O restaurante funcionava 24 horas por dia e servia do café da manhã à lagosta. No começo, claro, me atrapalhei. Garçons e busboys atuavam em determinadas áreas. Ou seja, o salão era fatiado em quatro partes. Um sinal com a cabeça foi a senha para eu levar água a um casal que acabara de ser recebido pelo garçon. Peguei a jarra e fui. Servi os dois cálices e saí. Enquanto fazia meu trajeto de volta, o garçon fez um novo sinal. Percebi que tinha feito algo de errado. Olhei para trás e vi o casal imóvel, olhando para a mesa. Voltei, pedi desculpas e retirei a enorme jarra que atrapalhava a troca de olhares entre os pombinhos.

Aos poucos, fui me acostumando com a rotina do restaurante e gostando do que fazia. Com o inglês fluente, acabei me transformando em um garçon falante, muito educado e cheio de entusiasmo. Fiz amizades com americanos e, especialmente, com americanas. Volta e meia lembro de Dorothy. Era uma típica nova-iorquina: ruiva, de olhos verdes, inteligente, alegre e que falava muito alto. Quase gritava. Mas o seu estilo frenético me ajudou a deixar Porto Alegre bem mais para trás.

Já não ligava mais para o Brasil pra dizer que eu estava com saudade nem que estava louco para voltar. As ligações para os meus pais eram menos freqüentes, mas entusiasmadas com a vida que levava em Nova York, apesar de reclamar muito do volume de trabalho. O YMCA também havia ficado para trás. Depois de um tempo carregando bandejas, fiz algumas amizades legais. Daí a encontrar um canto na casa de alguém não demorou muito. Dormia na sala de um apartamento em Bay Ridge, no Brooklyn. Um lugar lindo, que nada tem a ver com a fama do Brooklyn no Brasil. Brooklyn é praticamente uma cidade, de tão grande. Há áreas sinistras – na sua cidade não tem nenhuma área sinistra? –, mas em geral é um distrito absolutamente agradável, onde as pessoas se cumprimentam quando se cruzam pelas ruas, na padaria ou nos bares irlandeses espalhados pelo bairro.

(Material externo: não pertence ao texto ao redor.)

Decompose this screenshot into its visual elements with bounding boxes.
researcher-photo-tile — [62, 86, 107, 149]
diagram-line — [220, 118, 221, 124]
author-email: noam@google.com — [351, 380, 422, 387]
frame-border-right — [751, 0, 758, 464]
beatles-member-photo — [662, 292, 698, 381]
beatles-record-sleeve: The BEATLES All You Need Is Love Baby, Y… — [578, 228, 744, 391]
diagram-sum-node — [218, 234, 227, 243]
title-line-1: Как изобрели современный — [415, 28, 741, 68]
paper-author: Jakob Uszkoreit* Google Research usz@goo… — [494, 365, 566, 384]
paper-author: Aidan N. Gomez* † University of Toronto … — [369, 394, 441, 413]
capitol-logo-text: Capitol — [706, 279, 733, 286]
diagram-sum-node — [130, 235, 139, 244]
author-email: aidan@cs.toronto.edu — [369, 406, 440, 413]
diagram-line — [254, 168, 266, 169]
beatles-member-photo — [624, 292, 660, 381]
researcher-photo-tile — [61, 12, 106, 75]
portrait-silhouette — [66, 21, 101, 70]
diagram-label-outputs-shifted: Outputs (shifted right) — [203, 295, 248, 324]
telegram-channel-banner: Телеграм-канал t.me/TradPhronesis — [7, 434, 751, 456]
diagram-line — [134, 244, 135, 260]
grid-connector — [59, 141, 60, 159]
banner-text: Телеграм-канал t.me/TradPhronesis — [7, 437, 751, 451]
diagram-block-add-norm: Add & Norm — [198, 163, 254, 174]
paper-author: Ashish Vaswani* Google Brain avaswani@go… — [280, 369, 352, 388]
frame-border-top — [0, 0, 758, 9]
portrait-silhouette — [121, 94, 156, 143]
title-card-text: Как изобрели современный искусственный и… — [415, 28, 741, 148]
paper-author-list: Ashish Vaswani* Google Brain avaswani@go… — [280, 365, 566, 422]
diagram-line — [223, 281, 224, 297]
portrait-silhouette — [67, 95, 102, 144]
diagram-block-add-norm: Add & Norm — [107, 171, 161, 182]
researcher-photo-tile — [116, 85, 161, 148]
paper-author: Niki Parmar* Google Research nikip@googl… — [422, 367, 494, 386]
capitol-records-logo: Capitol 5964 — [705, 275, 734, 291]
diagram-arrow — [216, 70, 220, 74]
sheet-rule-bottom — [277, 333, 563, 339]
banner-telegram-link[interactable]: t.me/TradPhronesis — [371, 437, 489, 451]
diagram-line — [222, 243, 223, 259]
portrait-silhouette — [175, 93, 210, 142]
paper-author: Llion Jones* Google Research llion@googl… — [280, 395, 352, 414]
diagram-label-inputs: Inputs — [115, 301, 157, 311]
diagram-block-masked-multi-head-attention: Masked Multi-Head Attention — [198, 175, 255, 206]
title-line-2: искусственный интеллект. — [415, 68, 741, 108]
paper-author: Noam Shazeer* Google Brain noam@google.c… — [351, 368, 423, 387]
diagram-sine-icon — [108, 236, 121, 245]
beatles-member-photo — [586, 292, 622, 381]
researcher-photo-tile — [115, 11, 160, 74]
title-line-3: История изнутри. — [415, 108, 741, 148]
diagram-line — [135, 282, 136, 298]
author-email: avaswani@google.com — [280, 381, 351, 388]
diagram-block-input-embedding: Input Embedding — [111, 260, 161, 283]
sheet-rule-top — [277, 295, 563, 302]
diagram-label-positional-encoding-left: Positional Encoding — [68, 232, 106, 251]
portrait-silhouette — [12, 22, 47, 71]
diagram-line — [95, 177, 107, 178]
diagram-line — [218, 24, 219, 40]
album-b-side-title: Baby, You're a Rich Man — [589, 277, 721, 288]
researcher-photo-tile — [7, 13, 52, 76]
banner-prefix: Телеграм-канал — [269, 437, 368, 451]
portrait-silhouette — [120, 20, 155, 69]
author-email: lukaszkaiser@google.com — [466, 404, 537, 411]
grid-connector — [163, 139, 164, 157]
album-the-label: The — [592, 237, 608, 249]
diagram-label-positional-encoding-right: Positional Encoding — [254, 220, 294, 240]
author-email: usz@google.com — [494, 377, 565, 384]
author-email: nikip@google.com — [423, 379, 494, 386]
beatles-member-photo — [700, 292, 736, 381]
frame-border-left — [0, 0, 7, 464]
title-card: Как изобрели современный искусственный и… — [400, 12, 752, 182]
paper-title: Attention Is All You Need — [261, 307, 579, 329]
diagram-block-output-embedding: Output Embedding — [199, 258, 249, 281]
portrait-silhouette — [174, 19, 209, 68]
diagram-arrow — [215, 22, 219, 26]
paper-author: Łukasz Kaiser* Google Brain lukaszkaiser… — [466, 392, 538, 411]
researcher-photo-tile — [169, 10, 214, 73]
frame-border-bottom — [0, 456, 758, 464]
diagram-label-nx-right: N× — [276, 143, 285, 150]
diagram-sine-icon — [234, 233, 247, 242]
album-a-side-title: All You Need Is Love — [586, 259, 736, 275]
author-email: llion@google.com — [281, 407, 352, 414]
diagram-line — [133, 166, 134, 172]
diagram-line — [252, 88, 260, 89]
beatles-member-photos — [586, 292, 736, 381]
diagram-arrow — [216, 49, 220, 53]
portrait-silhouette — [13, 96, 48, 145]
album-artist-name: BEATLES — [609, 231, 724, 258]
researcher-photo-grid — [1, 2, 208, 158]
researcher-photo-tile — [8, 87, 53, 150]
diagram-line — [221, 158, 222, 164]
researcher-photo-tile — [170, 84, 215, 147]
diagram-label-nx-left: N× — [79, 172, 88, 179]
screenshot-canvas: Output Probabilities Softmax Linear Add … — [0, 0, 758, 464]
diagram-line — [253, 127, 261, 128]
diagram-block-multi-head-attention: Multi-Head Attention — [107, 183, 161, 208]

Pelo menos era assim antes de 11 de setembro de 2001. Ainda passei por um studio na 8ª Street, em Manhattan, mas acabei voltando ao Brooklyn, onde aluguei o andar térreo de uma casa muito simpática na Senator Street. Adorava a casa, a vizinhança, a segurança e meus vizinhos irlandeses que moravam no andar de cima. Eram festeiros, bebiam mais que o quarteirão inteiro, sempre ao som de Rod Steward, e causavam problemas ao proprietário porque resistiam em pagar o aluguel.